The emergency crews sat in their vehicles, windows firmly up. A burly fireman in full protective gear walked over and asked my friend if he was the owner of THE CACTUS. It was difficult to understand what he was saying through the breathing apparatus. However he accepted a cup of tea. And drank it through a straw. My friend said he had lots of cacti and they were in the greenhouse at the end of the garden.
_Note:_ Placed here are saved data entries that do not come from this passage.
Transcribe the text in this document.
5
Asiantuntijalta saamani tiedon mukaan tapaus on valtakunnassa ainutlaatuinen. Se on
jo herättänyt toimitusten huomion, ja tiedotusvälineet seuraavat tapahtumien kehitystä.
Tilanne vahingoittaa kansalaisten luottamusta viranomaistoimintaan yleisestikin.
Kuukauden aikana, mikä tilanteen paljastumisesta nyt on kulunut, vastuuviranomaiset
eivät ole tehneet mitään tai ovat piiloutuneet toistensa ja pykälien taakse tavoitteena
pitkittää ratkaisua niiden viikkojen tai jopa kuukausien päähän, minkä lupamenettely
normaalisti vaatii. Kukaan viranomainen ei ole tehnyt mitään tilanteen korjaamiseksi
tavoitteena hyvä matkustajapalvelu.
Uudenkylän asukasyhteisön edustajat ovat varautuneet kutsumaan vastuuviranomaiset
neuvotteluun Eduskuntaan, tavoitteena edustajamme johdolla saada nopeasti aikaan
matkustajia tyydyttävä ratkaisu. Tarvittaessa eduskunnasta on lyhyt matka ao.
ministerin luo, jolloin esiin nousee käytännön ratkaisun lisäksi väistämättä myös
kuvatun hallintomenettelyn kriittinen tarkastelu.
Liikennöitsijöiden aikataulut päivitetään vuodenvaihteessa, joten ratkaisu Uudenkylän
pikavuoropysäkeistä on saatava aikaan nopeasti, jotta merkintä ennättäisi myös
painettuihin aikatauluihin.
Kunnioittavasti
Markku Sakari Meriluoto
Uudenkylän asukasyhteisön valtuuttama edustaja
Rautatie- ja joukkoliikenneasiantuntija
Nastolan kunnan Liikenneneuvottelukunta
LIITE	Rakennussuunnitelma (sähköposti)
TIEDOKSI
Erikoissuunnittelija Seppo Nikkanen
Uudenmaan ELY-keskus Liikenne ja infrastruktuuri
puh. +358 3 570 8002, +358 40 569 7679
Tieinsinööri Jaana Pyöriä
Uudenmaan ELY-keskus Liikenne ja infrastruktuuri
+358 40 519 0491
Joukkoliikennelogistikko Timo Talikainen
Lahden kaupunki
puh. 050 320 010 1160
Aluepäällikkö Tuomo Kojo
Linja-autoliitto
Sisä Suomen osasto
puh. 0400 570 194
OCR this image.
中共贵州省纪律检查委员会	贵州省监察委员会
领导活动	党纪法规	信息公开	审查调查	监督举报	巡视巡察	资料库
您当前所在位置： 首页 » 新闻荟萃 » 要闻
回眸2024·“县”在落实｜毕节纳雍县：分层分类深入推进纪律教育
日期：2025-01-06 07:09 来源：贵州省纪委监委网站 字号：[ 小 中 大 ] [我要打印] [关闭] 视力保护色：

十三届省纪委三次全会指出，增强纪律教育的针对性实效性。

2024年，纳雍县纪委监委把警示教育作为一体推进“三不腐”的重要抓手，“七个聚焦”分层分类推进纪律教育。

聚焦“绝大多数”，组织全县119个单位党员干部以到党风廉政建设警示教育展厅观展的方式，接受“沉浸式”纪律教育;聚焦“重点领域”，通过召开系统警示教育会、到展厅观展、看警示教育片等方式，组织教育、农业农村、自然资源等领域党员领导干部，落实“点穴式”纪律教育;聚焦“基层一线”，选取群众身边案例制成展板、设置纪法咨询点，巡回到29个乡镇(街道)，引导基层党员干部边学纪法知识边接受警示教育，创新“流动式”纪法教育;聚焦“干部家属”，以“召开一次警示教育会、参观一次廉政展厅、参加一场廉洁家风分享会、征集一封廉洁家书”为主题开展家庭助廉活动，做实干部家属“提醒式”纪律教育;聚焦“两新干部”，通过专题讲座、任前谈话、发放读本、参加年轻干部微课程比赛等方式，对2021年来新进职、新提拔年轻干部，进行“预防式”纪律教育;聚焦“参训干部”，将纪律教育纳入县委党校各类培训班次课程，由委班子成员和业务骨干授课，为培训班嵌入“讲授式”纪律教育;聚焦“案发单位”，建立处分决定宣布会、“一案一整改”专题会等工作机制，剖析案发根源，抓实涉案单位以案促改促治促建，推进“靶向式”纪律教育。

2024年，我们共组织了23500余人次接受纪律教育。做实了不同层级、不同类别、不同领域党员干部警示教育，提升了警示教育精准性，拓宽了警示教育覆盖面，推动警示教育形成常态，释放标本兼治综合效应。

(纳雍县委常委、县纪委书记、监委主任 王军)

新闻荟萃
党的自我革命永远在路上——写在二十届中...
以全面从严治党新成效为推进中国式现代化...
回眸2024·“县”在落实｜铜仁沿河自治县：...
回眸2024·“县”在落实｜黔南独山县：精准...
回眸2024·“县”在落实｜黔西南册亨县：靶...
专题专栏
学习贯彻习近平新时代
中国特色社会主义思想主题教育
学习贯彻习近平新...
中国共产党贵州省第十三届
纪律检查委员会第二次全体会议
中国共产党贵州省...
Bird-eating tarantula on a dinner plate

Bird eating tarantula on a dinner plate

Dragging some heavy equipment behind him the fireman took the path to the back garden. My friend had to be restrained when the fireman took out his cigarette lighter and lit a flame-thrower which he played back and forth over his entire cactus collection. Soon the greenhouse was a buckled ruin and the cacti were smouldering ashes. ‘I say’ said my friend, ‘I know I had a few mealy bugs and an illegal cactus but that seemed a bit extreme’. At that point a government official came over; my friend saw he had Ministry of Farms and Fishing on his donkey jacket.

Follow me the official said and led my friend up the garden path.

"What the hell's going on?" he says.

"Let me show you" says the official. He went over to the opuntia and picked away a crusty bit; the cactus was almost entirely hollow and filled with dead tiger striped bird-eating tarantula spiders, each about the size of two hand spans. Apparently the parent had laid eggs in the cactus years ago which had hatched and grown to full size. When mature the cactus explodes and releases thousands of 15 inch tarantulas which rapidly migrate, biting anything on their way. The bite is excruciatingly painful but only fatal in old people, cats and babies. And birds of course.

The area around was fumigated and my friend and his neighbours were allowed to return to their homes three days later. An ecological disaster had been averted and the only casualty was the old cat who died of oldness a week later and hundreds of cacti which were my friend’s pride and joy. And, of course those bird-eating tarantulas.

The moral of this story is never, ever collect cacti in the wild.

Authorized by those nice CITES people.